In the area of continuity, federal agencies together with the operators of critical infrastructures and the competent specialist, supervisory, and regulatory authorities continue to develop measures to improve ICT resilience in the critical sub-sectors. This work builds on the results of the risk and vulnerability analyses carried out. It should be taken into account in this regard that for many sectors, it is increasingly important to introduce guidelines and minimum standards and to reconcile measures with existing specifications.
Regarding support processes, the State Secretariat for Education, Research and Innovation initiated important bodies which, in collaboration with the private and public sectors, have compiled an overview of the competence-building offerings as well as proposals for how to use them and how to close existing gaps. In cooperation with the association ICT Vocational Training Switzerland and with the support of numerous companies, a new qualification for an ICT security expert with a federal diploma was created.
At the same time, an expert report was compiled, identifying the most important research topics on cyber risks in Switzerland. Within the public sector, the relevant specialist units involved in research (cyber risks) are now being coordinated in a committee across federal offices and departments.

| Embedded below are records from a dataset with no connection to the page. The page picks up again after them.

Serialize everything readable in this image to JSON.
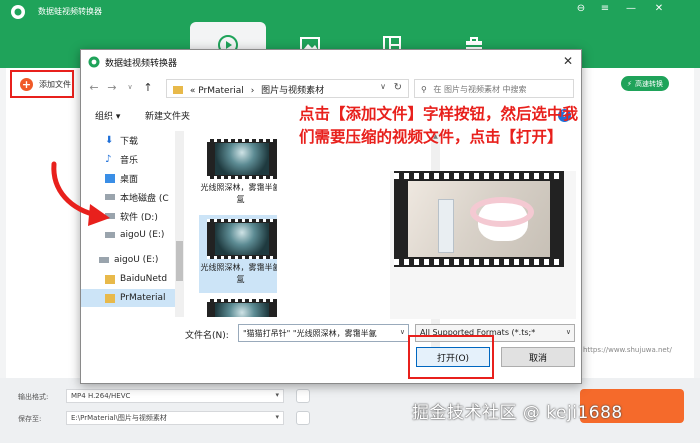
{
  "app": {
    "title": "数据蛙视频转换器",
    "add_file_label": "添加文件",
    "compress_label": "高速转换",
    "window_controls": [
      "⊖",
      "≡",
      "—",
      "✕"
    ]
  },
  "bottom": {
    "format_label": "输出格式:",
    "format_value": "MP4 H.264/HEVC",
    "save_label": "保存至:",
    "save_value": "E:\\PrMaterial\\图片与视频素材"
  },
  "dialog": {
    "title": "数据蛙视频转换器",
    "close": "✕",
    "path_prefix": "«",
    "path_parts": [
      "PrMaterial",
      "图片与视频素材"
    ],
    "path_sep": "›",
    "search_placeholder": "在 图片与视频素材 中搜索",
    "organize_label": "组织 ▾",
    "new_folder_label": "新建文件夹",
    "help": "?",
    "nav_items": [
      {
        "label": "下载",
        "icon": "download-icon"
      },
      {
        "label": "音乐",
        "icon": "music-icon"
      },
      {
        "label": "桌面",
        "icon": "desktop-icon"
      },
      {
        "label": "本地磁盘 (C",
        "icon": "drive-icon"
      },
      {
        "label": "软件 (D:)",
        "icon": "drive-icon"
      },
      {
        "label": "aigoU (E:)",
        "icon": "drive-icon"
      },
      {
        "label": "aigoU (E:)",
        "icon": "drive-icon"
      },
      {
        "label": "BaiduNetd",
        "icon": "folder-icon"
      },
      {
        "label": "PrMaterial",
        "icon": "folder-icon"
      }
    ],
    "files": [
      {
        "name": "光线照深林，雾霭半氤氲"
      },
      {
        "name": "光线照深林，雾霭半氤氲"
      }
    ],
    "filename_label": "文件名(N):",
    "filename_value": "\"猫猫打吊针\" \"光线照深林，雾霭半氤",
    "filetype_value": "All Supported Formats (*.ts;*",
    "open_label": "打开(O)",
    "cancel_label": "取消"
  },
  "annotation": "点击【添加文件】字样按钮，然后选中我们需要压缩的视频文件，点击【打开】",
  "watermarks": {
    "url": "https://www.shujuwa.net/",
    "text": "掘金技术社区 @ keji1688"
  },
  "colors": {
    "brand_green": "#1fa35a",
    "annotation_red": "#e8201c",
    "orange": "#f56a2b",
    "selection_blue": "#cce4f7"
  }
}
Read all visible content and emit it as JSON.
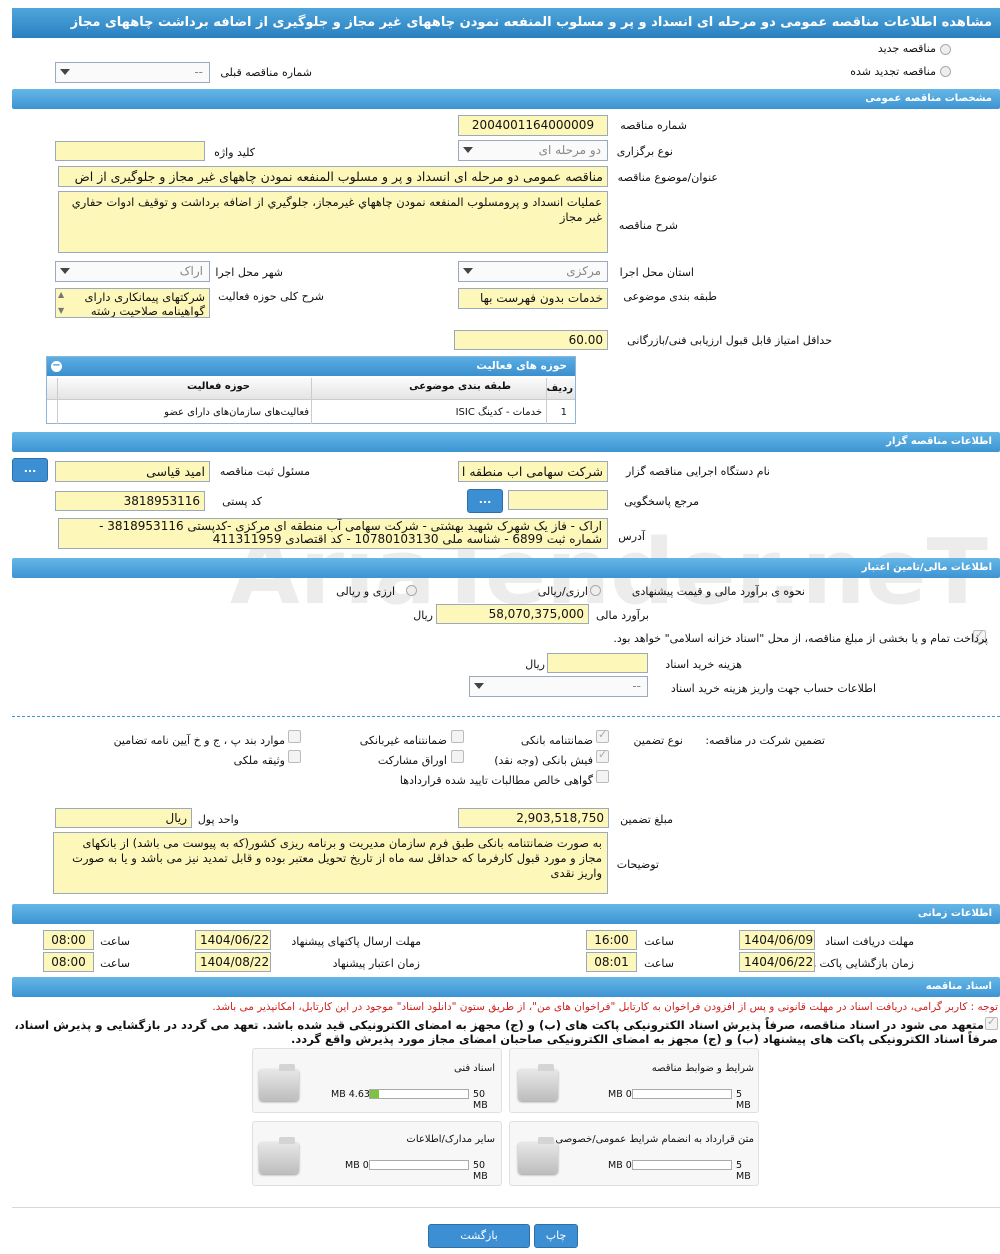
{
  "title": "مشاهده اطلاعات مناقصه عمومی دو مرحله ای انسداد و پر و مسلوب المنفعه نمودن چاههای غیر مجاز و جلوگیری از اضافه برداشت چاههای مجاز",
  "top": {
    "new_tender": "مناقصه جدید",
    "renewed_tender": "مناقصه تجدید شده",
    "prev_tender_label": "شماره مناقصه قبلی",
    "prev_tender_value": "--"
  },
  "general": {
    "header": "مشخصات مناقصه عمومی",
    "number_label": "شماره مناقصه",
    "number": "2004001164000009",
    "type_label": "نوع برگزاری",
    "type": "دو مرحله ای",
    "keyword_label": "کلید واژه",
    "keyword": "",
    "subject_label": "عنوان/موضوع مناقصه",
    "subject": "مناقصه عمومی دو مرحله ای انسداد و پر و مسلوب المنفعه نمودن چاههای غیر مجاز و جلوگیری از اض",
    "desc_label": "شرح مناقصه",
    "desc": "عمليات انسداد و پرومسلوب المنفعه نمودن چاههاي غيرمجاز، جلوگيري از اضافه برداشت و توقيف ادوات حفاري غير مجاز",
    "province_label": "استان محل اجرا",
    "province": "مرکزی",
    "city_label": "شهر محل اجرا",
    "city": "اراک",
    "category_label": "طبقه بندی موضوعی",
    "category": "خدمات بدون فهرست بها",
    "scope_label": "شرح کلی حوزه فعالیت",
    "scope": "شرکتهای پیمانکاری دارای گواهینامه صلاحیت رشته",
    "min_score_label": "حداقل امتیاز قابل قبول ارزیابی فنی/بازرگانی",
    "min_score": "60.00",
    "activities": {
      "title": "حوزه های فعالیت",
      "headers": [
        "ردیف",
        "طبقه بندی موضوعی",
        "حوزه فعالیت"
      ],
      "rows": [
        [
          "1",
          "خدمات - کدینگ ISIC",
          "فعالیت‌های سازمان‌های دارای عضو"
        ]
      ]
    }
  },
  "org": {
    "header": "اطلاعات مناقصه گزار",
    "agency_label": "نام دستگاه اجرایی مناقصه گزار",
    "agency": "شرکت سهامی اب منطقه ا",
    "officer_label": "مسئول ثبت مناقصه",
    "officer": "امید قیاسی",
    "ref_label": "مرجع پاسخگویی",
    "ref": "",
    "postal_label": "کد پستی",
    "postal": "3818953116",
    "address_label": "آدرس",
    "address": "اراک - فاز یک شهرک شهید بهشتی - شرکت سهامی آب منطقه ای مرکزی -کدپستی 3818953116 - شماره ثبت 6899 - شناسه ملی 10780103130 - کد اقتصادی 411311959",
    "btn": "..."
  },
  "finance": {
    "header": "اطلاعات مالی/تامین اعتبار",
    "method_label": "نحوه ی برآورد مالی و قیمت پیشنهادی",
    "opt1": "ارزی/ریالی",
    "opt2": "ارزی و ریالی",
    "estimate_label": "برآورد مالی",
    "estimate": "58,070,375,000",
    "rial": "ریال",
    "treasury": "پرداخت تمام و یا بخشی از مبلغ مناقصه، از محل \"اسناد خزانه اسلامی\" خواهد بود.",
    "doc_fee_label": "هزینه خرید اسناد",
    "doc_fee": "",
    "doc_fee_unit": "ریال",
    "account_label": "اطلاعات حساب جهت واریز هزینه خرید اسناد",
    "account": "--"
  },
  "guarantee": {
    "label": "تضمین شرکت در مناقصه:",
    "type_label": "نوع تضمین",
    "bank": "ضمانتنامه بانکی",
    "nonbank": "ضمانتنامه غیربانکی",
    "items_p": "موارد بند پ ، ج و خ آیین نامه تضامین",
    "check": "فیش بانکی (وجه نقد)",
    "bonds": "اوراق مشارکت",
    "property": "وثیقه ملکی",
    "claims": "گواهی خالص مطالبات تایید شده قراردادها",
    "amount_label": "مبلغ تضمین",
    "amount": "2,903,518,750",
    "currency_label": "واحد پول",
    "currency": "ریال",
    "notes_label": "توضیحات",
    "notes": "به صورت ضمانتنامه  بانکی  طبق فرم سازمان مدیریت و برنامه ریزی کشور(که به پیوست می باشد) از بانکهای مجاز و مورد قبول کارفرما که حداقل سه ماه از تاریخ تحویل معتبر بوده و قابل تمدید نیز می باشد و یا به صورت واریز نقدی"
  },
  "timing": {
    "header": "اطلاعات زمانی",
    "receive_label": "مهلت دریافت اسناد",
    "receive_date": "1404/06/09",
    "receive_time": "16:00",
    "send_label": "مهلت ارسال پاکتهای پیشنهاد",
    "send_date": "1404/06/22",
    "send_time": "08:00",
    "open_label": "زمان بازگشایی پاکت ها",
    "open_date": "1404/06/22",
    "open_time": "08:01",
    "validity_label": "زمان اعتبار پیشنهاد",
    "validity_date": "1404/08/22",
    "validity_time": "08:00",
    "time_label": "ساعت"
  },
  "docs": {
    "header": "اسناد مناقصه",
    "notice": "توجه : کاربر گرامی، دریافت اسناد در مهلت قانونی و پس از افزودن فراخوان به کارتابل \"فراخوان های من\"، از طریق ستون \"دانلود اسناد\" موجود در این کارتابل، امکانپذیر می باشد.",
    "pledge1": "متعهد می شود در اسناد مناقصه، صرفاً پذیرش اسناد الکترونیکی پاکت های (ب) و (ج) مجهز به امضای الکترونیکی قید شده باشد. تعهد می گردد در بازگشایی و پذیرش اسناد،",
    "pledge2": "صرفاً اسناد الکترونیکی پاکت های پیشنهاد (ب) و (ج) مجهز به امضای الکترونیکی صاحبان امضای مجاز مورد پذیرش واقع گردد.",
    "files": [
      {
        "name": "شرایط و ضوابط مناقصه",
        "used": "0 MB",
        "max": "5 MB",
        "fill": 0
      },
      {
        "name": "اسناد فنی",
        "used": "4.63 MB",
        "max": "50 MB",
        "fill": 0.09
      },
      {
        "name": "متن قرارداد به انضمام شرایط عمومی/خصوصی",
        "used": "0 MB",
        "max": "5 MB",
        "fill": 0
      },
      {
        "name": "سایر مدارک/اطلاعات",
        "used": "0 MB",
        "max": "50 MB",
        "fill": 0
      }
    ]
  },
  "buttons": {
    "print": "چاپ",
    "back": "بازگشت"
  }
}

As mentioned, the Swiss Federal IT Steering Unit has been mandated to draw up a follow-up strategy for the period from 2018 to 2023 in collaboration with the offices concerned and to submit this to the Federal Council by the end of 2017. This follow-up strategy is supposed to use the structures and processes built by the NCS to continue to sustainably strengthen Switzerland’s cyber resilience. The Federal Council decided therefore to permanently extend the funding of the 30 positions created for the NCS.

The NCS not only involves a high number of federal agencies (see above), but also successfully incorporated the cantons, the municipal level, operators of critical infrastructure, private companies and research institutions. It thereby takes a holistic approach to the involvement of practically all relevant stakeholders.